**Editor’s Note: Please click here for a recap of the biggest channel-impacting mergers in Q2 2014.**
Although the massive cable television merger was announced five months ago, the Federal Communications Commission only recently started its six-month review of Comcast’s proposed acquisition of Time Warner Cable.
The FCC is in the early stages of its unofficial 180-day review of a deal that would bring together the nation’s two largest cable operators.
Last week, the agency set a timetable for public comments, responses and replies in connection with the merger. A July 10 notice triggered the review period in which the FCC seeks to determine in 180 days whether the agreement is in the public interest and should be approved.
The U.S. Justice Department also will review the deal to determine whether or not it runs afoul of antitrust laws. Comcast and Time Warner Cable contend the merger is not anticompetitive because they operate in different parts of the country.
“Our filings have shown that considerable consumer benefits occur because of this transaction and there’s no diminishment in competition,” a Comcast spokesman wrote in a blog, commenting on the FCC notice. “Of course, we fully expect a robust debate, and that’s what the FCC process is for.”
In the notice under MB Docket No. 14-57, the FCC also is seeking comment on requests by Comcast to divest certain assets to Charter Communications, which would result in a net reduction of roughly 3.9 million residential video customers for the merged Comcast/Time Warner Cable.
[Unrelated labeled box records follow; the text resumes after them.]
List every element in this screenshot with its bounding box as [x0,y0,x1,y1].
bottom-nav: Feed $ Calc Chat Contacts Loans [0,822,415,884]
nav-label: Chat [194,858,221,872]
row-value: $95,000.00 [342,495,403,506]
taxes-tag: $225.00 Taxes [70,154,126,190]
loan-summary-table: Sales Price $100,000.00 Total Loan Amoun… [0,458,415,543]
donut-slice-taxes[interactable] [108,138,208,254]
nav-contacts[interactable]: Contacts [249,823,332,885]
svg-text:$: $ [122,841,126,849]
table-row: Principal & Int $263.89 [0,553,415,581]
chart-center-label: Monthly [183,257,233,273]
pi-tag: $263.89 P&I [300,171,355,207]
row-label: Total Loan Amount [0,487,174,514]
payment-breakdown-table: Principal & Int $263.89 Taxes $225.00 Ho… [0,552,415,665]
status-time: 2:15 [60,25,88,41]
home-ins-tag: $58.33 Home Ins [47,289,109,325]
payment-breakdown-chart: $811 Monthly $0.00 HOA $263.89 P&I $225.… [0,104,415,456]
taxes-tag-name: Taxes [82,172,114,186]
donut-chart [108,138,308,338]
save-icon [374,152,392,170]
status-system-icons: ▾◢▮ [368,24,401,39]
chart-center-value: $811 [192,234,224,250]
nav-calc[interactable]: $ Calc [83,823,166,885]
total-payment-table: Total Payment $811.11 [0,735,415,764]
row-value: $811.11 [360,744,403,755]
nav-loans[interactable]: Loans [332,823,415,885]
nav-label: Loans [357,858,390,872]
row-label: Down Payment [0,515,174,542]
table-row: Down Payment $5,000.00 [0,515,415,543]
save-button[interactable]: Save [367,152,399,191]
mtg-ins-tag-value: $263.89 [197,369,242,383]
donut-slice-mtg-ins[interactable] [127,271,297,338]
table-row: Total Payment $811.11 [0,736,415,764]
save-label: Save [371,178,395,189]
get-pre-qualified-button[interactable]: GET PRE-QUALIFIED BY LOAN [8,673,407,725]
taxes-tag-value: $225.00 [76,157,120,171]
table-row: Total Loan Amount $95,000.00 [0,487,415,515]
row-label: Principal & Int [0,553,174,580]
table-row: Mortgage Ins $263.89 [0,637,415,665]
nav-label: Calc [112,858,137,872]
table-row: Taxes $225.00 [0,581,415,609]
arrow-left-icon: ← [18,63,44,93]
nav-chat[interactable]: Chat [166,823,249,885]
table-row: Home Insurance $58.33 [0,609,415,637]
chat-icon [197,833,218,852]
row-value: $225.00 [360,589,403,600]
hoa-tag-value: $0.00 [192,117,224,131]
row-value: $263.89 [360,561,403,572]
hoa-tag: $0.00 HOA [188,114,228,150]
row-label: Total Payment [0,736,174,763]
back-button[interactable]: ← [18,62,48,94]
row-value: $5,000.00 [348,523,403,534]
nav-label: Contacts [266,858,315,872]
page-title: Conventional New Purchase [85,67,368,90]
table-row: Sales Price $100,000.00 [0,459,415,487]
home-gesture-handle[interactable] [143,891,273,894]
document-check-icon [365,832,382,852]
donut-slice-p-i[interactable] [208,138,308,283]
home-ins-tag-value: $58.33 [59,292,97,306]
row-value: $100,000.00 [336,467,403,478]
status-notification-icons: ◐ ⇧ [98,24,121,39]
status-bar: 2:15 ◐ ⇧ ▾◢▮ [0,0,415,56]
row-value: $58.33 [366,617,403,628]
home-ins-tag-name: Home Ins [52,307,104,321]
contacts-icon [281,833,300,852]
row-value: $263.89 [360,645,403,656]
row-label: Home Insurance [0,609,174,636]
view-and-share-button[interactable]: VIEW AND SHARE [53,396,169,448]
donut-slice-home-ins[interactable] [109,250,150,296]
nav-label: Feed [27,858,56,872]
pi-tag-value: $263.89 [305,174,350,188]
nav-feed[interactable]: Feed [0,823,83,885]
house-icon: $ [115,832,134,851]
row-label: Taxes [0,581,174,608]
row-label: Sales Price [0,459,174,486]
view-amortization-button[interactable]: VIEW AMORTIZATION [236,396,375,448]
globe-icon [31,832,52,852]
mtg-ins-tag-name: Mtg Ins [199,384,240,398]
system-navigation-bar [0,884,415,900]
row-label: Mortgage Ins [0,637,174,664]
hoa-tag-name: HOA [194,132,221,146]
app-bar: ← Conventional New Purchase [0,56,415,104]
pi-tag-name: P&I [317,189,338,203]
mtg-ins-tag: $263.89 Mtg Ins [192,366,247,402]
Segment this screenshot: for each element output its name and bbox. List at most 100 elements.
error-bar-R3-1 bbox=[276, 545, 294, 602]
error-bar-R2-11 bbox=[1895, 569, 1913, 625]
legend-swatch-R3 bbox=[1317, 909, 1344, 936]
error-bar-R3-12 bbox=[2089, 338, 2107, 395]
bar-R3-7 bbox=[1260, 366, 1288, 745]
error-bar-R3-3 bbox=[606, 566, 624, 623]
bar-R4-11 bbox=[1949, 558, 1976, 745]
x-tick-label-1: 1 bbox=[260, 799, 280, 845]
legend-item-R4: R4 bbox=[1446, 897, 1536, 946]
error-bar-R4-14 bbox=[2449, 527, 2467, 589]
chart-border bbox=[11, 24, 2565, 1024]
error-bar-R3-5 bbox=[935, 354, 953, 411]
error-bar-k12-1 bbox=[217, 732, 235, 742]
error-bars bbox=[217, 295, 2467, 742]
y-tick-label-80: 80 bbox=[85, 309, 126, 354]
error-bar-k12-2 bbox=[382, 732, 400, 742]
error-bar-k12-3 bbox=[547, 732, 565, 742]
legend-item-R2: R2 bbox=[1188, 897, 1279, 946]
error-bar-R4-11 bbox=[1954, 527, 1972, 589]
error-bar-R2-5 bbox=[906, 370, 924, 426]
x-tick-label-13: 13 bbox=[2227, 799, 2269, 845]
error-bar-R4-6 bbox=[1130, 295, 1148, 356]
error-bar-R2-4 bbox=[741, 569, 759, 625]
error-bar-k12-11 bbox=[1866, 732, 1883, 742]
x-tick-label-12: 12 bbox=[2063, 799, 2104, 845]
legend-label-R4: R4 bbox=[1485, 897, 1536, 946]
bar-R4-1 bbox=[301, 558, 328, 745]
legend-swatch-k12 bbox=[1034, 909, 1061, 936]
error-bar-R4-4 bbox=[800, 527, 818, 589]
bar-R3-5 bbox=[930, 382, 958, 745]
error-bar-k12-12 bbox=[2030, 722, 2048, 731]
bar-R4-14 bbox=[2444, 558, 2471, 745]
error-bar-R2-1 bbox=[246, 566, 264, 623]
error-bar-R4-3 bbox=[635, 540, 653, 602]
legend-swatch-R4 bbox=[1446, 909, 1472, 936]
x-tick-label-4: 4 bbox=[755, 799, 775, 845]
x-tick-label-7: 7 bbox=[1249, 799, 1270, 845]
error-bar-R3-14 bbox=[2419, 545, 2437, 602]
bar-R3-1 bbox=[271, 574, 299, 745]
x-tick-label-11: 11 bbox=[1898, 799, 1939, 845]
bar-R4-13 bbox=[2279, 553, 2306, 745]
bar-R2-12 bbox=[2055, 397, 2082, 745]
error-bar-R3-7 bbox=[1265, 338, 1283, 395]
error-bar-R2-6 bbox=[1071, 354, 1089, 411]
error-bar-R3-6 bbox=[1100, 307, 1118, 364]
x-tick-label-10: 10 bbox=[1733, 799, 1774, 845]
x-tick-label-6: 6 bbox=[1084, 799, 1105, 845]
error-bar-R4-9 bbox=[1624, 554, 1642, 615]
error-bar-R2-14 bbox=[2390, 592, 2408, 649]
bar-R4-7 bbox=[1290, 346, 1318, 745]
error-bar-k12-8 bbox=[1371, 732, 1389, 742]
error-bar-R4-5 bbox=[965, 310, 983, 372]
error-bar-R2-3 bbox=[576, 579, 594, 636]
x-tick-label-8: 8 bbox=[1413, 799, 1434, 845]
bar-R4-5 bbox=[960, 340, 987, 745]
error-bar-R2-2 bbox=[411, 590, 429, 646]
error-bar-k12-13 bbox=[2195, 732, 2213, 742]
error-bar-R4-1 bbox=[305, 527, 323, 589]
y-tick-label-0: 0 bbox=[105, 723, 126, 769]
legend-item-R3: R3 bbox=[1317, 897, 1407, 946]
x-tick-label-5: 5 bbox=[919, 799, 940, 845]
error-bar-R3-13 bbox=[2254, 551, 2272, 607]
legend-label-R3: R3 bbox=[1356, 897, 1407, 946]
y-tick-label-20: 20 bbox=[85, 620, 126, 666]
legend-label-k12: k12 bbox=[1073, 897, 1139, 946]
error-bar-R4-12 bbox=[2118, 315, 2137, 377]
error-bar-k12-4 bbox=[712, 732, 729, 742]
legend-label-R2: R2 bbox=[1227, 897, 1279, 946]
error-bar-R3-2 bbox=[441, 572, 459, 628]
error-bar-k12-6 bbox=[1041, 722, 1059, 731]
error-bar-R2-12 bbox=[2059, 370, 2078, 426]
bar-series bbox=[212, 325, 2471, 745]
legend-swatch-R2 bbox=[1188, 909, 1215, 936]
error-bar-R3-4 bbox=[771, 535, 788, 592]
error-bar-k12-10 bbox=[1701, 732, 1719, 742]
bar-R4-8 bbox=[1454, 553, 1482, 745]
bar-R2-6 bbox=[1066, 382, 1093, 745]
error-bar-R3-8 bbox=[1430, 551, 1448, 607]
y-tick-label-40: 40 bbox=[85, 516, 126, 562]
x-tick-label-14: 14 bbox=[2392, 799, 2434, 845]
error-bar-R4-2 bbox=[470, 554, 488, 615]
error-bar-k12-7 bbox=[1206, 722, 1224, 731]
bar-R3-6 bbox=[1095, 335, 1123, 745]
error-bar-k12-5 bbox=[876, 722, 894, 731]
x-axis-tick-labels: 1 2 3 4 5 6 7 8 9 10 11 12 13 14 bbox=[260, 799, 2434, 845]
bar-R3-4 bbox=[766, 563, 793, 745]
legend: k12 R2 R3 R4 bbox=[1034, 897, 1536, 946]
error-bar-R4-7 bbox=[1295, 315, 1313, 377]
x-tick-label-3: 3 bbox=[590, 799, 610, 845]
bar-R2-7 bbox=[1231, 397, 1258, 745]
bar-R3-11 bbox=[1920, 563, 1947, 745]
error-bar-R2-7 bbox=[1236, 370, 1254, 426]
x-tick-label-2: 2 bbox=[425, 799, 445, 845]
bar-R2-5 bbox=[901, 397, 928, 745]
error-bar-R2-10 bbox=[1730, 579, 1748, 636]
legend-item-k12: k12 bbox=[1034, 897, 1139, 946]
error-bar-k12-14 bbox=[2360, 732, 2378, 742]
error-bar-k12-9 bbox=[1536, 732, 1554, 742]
The FCC is seeking comments to the petitions by Aug. 25, responses to the comments to the petitions by Sept. 23, and replies by Oct. 8.
In April, Comcast announced an agreement to acquire Time Warner Cable’s shares, valuing the equity part of the agreement at $45.2 billion, and expanding Comcast’s subscriber base to approximately 30 million. Even after the agreement closes, Comcast will control less than 30 percent of the total number of multichannel video programming distributor (MVPD) subscribers in the United States, according to the company.